Но кое-кому пришлось попотеть. Например, тем, кого послали за Василием Коринским: тот, поняв, что бежать некуда, уже хотел было спокойно выйти из помещения, но в эту минуту его жена Полина схватила медную восточную вазу и со всей силы ударила ею по голове гэбиста, что был ростом пониже. Завязалась потасовка, Полину усмирили, коротышку унесли без сознания, но час драгоценного времени был потрачен впустую.
И еще были двое, которых отправили к Мойше Брецкому, большому любителю водки и родного края. Посмотреть на него – ни за что не догадаешься, что это один из самых лиричных идишских поэтов. Грузный, неопрятный, и потом от него разило как от козла. Раз в год, на Десять дней раскаяния[1], он записывал все свои прегрешения и рыдал во весь голос на Йом Кипур[2]. А попостившись, хватался за перо и неделями без передышки неистово строчил что-то на душной сестринской кухне, так и не сняв молитвенного покрывала с крупной головы. Окончание очередного поэтического труда он отмечал стаканом водки. Тогда жажда Брецкого просыпалась с новой силой вплоть до следующего года. Зять давно бы положил этому конец, если б не деньги, которые он выручал за оброненные Брецким замусоленные листки.

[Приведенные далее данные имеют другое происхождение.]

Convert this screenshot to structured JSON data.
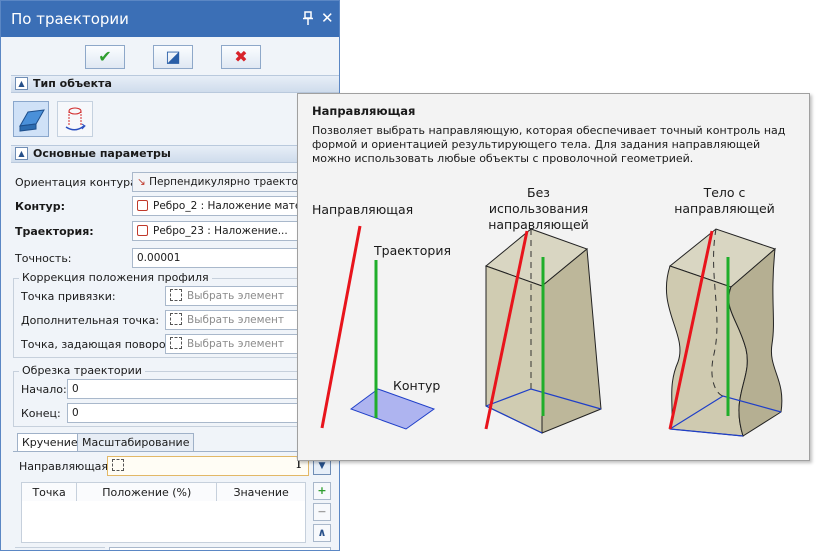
{
  "panel": {
    "title": "По траектории",
    "pin_icon": "pin-icon",
    "close_glyph": "✕",
    "toolbar": {
      "ok": "✔",
      "preview": "◪",
      "cancel": "✖"
    },
    "sections": {
      "object_type": "Тип объекта",
      "main_params": "Основные параметры"
    },
    "orientation": {
      "label": "Ориентация контура:",
      "value": "Перпендикулярно траектор"
    },
    "contour": {
      "label": "Контур:",
      "value": "Ребро_2 : Наложение мате..."
    },
    "trajectory": {
      "label": "Траектория:",
      "value": "Ребро_23 : Наложение..."
    },
    "precision": {
      "label": "Точность:",
      "value": "0.00001"
    },
    "correction": {
      "title": "Коррекция положения профиля",
      "rows": [
        {
          "label": "Точка привязки:",
          "placeholder": "Выбрать элемент"
        },
        {
          "label": "Дополнительная точка:",
          "placeholder": "Выбрать элемент"
        },
        {
          "label": "Точка, задающая поворот:",
          "placeholder": "Выбрать элемент"
        }
      ]
    },
    "trim": {
      "title": "Обрезка траектории",
      "start": {
        "label": "Начало:",
        "value": "0"
      },
      "end": {
        "label": "Конец:",
        "value": "0"
      }
    },
    "tabs": [
      "Кручение",
      "Масштабирование"
    ],
    "guide": {
      "label": "Направляющая:"
    },
    "grid": {
      "columns": [
        "Точка",
        "Положение (%)",
        "Значение"
      ]
    },
    "side_buttons": {
      "add": "+",
      "remove": "−",
      "graph": "∧"
    }
  },
  "tooltip": {
    "title": "Направляющая",
    "description": "Позволяет выбрать направляющую, которая обеспечивает точный контроль над формой и ориентацией результирующего тела. Для задания направляющей можно использовать любые объекты с проволочной геометрией.",
    "captions": {
      "guide": "Направляющая",
      "trajectory": "Траектория",
      "contour": "Контур",
      "without_guide": [
        "Без использования",
        "направляющей"
      ],
      "with_guide": [
        "Тело с",
        "направляющей"
      ]
    },
    "colors": {
      "guide": "#e8141c",
      "trajectory": "#1fae2a",
      "contour": "#1f3fc8",
      "body": "#c9c4a8"
    }
  }
}
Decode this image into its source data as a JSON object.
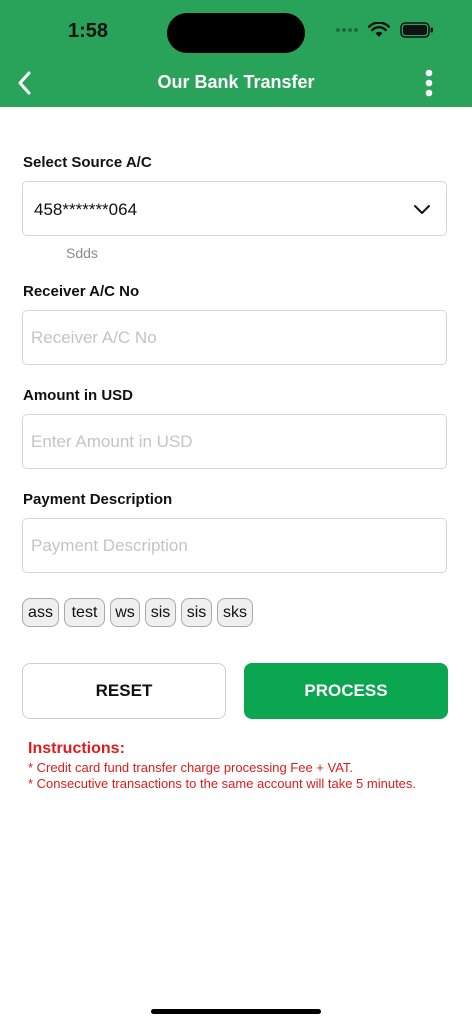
{
  "status_bar": {
    "time": "1:58"
  },
  "header": {
    "title": "Our Bank Transfer",
    "back_icon": "chevron-left-icon",
    "menu_icon": "more-vertical-icon"
  },
  "form": {
    "source": {
      "label": "Select Source A/C",
      "value": "458*******064",
      "sub_label": "Sdds"
    },
    "receiver": {
      "label": "Receiver A/C No",
      "placeholder": "Receiver A/C No"
    },
    "amount": {
      "label": "Amount in USD",
      "placeholder": "Enter Amount in USD"
    },
    "description": {
      "label": "Payment Description",
      "placeholder": "Payment Description"
    }
  },
  "chips": [
    "ass",
    "test",
    "ws",
    "sis",
    "sis",
    "sks"
  ],
  "actions": {
    "reset_label": "RESET",
    "process_label": "PROCESS"
  },
  "instructions": {
    "title": "Instructions:",
    "lines": [
      "* Credit card fund transfer charge processing Fee + VAT.",
      "* Consecutive transactions to the same account will take 5 minutes."
    ]
  },
  "colors": {
    "header_bg": "#2aa35a",
    "process_bg": "#0aa650",
    "instruction_text": "#e01b1b"
  }
}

Всю ночь два гэбиста безуспешно искали Брецкого. Наконец обнаружили его в борделе – заведений такого рода вроде бы не существовало, а если и существовали, то гэбисты уж точно не были их завсегдатаями. Тем не менее каким-то образом им удалось незамеченными проникнуть в помещение. Брецкий лежал ничком в отключке, под каждой могучей рукой – по ухмыляющейся девке. Но слишком много времени ушло, чтобы вытащить шлюх, поставить Брецкого вертикально и оттащить в коридор – младший гэбист чуть не плакал с досады.
Тот, что постарше, оставил напарника сторожить тело, а сам пошел к хозяйке борделя. Несколько раз представившись так, будто они видятся впервые, он рассказал ей, в чем его затруднение, и попросил в помощь дюжину женщин.
Двенадцать самых сильных работниц борделя – в розовых и красных платьях, затейливых шлепанцах и с педикюром – с громким смехом и шутками понесли великана к поджидавшей машине. Это зрелище наверняка порадовало бы Брецкого, будь он в сознании.
Самым простым из проблемных задержаний был арест Я. Зюнсера, старейшего из списка, – он еще раньше, в 1949-м, подвергся нападкам во время кампании по борьбе с космополитизмом. В номере «Литературной газеты» от 19 февраля его называли ретроградом, антисоветчиком и попрекали тем, что он подписывается псевдонимом, дабы скрыть свое еврейское происхождение. В этом же выпуске газеты обнародовали и его настоящую фамилию – Мельман, лишив его привычной анонимности, которая так ему нравилась.
А через три года за ним пришли. Два гэбиста были не в восторге от задания. У них в школе преподаватель литературы был еврей, они его обожали, несмотря на национальность, и даже сами по его наущению сочинили один-другой стишок. Оба они были людьми относительно порядочными, и арест старца на девятом десятке не укладывался в их представление о доблестном служении партии. Они просто следовали инструкции. Но за их попытками как-то оправдать свои действия таился страх наказания.